Friday, May 25, 2018


Languages like English, Afrikaans and isiXhosa are kitchen languages. They are combinations of various inputs. That is why they are so colourful. The (Sweet) Orange is a hybrid fruit. It is a combination of a Pomelo and a Mandarin.

Sweet Oranges were first mentioned in Chinese literature in around 314 BC. How they came to be cultivated around the world has hints in the names they are called in various languages. The word 'Orange' comes from the Sanskrit word... Naranja. The Indo-European languages stretched all the way to Europe. When Alexander conquered the world... he didn't head west, he headed east. If he had been someone who grew up in Apartheid South Africa (like me), Alexander would have been unlikely to make it into a 'white school'. The language spread though... and Oranges are called Naranja in Spanish, and Orange in German/French/English (i.e. Apartheid White). They were brought to Spain by the North African Moors, who had become Muslims through their connections to the lands just south of Alexander.

What is funny, is that Oranges were introduced to the areas Alexander came from, from the west. So in Greek, an Orange is Portokali, Turkish it is Portokal, Arabic it is Boutouqal, and Persian it is Portegal. Like the Spanish, the Portuguese had the Sanskrit name... Laranja. Thanks to the Portuguese traders who 'brought' them this delight.

The traveling cultures had named it differently. They saw it earlier. The Northern Germans call the orange an Apfelsine, Dutch Appelsine, Swedish Apelsin, and Norwegians Appelsin. An apple from China. Even though the Chinese call it Chéngzi. The Russians call it something similar to the Spanish (Oranzhevyy) but the Mongolians (who now use Russian script) show the link between Russia and China (via them) and call them jürj.

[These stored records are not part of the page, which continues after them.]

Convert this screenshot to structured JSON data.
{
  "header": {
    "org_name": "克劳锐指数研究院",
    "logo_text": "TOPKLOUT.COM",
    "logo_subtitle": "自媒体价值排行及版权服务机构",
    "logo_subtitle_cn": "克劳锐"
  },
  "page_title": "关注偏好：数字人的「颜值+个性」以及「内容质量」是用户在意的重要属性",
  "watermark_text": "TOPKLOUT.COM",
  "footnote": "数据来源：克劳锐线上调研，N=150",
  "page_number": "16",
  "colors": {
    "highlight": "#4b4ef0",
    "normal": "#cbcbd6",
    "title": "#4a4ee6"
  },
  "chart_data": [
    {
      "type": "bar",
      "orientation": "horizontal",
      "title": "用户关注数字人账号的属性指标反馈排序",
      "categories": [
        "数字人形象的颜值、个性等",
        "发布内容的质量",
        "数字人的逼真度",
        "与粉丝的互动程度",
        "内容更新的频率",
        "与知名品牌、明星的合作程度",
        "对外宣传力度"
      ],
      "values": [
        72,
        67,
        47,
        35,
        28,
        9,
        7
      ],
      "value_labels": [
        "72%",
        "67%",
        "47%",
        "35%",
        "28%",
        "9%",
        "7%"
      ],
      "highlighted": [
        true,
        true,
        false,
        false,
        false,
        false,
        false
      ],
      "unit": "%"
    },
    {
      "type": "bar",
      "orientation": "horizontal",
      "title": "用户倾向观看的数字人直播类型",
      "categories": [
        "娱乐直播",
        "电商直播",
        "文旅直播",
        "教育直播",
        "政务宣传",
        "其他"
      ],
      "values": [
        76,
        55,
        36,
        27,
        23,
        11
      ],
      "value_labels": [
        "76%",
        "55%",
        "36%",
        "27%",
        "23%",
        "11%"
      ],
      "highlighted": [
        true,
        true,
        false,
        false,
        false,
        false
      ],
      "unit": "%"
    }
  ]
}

The Mongol leader Genghis ruled an Empire that stretched from Poland and Hungary to the eastern edge of modern Russia. The Turks led the Ottoman Empire. Al-Andulus streched Muslim rule from Northern Africa into Spain. The Norman French colonised England and basically never left, but rather melted into the upper classes. The richest man ever to live was from Timbuktu in Mali - Mansa Musa. He too traveled west to look for culture, and famously caused huge inflation in Egypt on route to Mecca because of his generosity.

If we define 'we' by group identities, then we have all had our turn on top and underneath. But lest that give you an air of superiority or inferiority - our tongues betray us. There is only one us, and ideas spread even if they take on different local forms.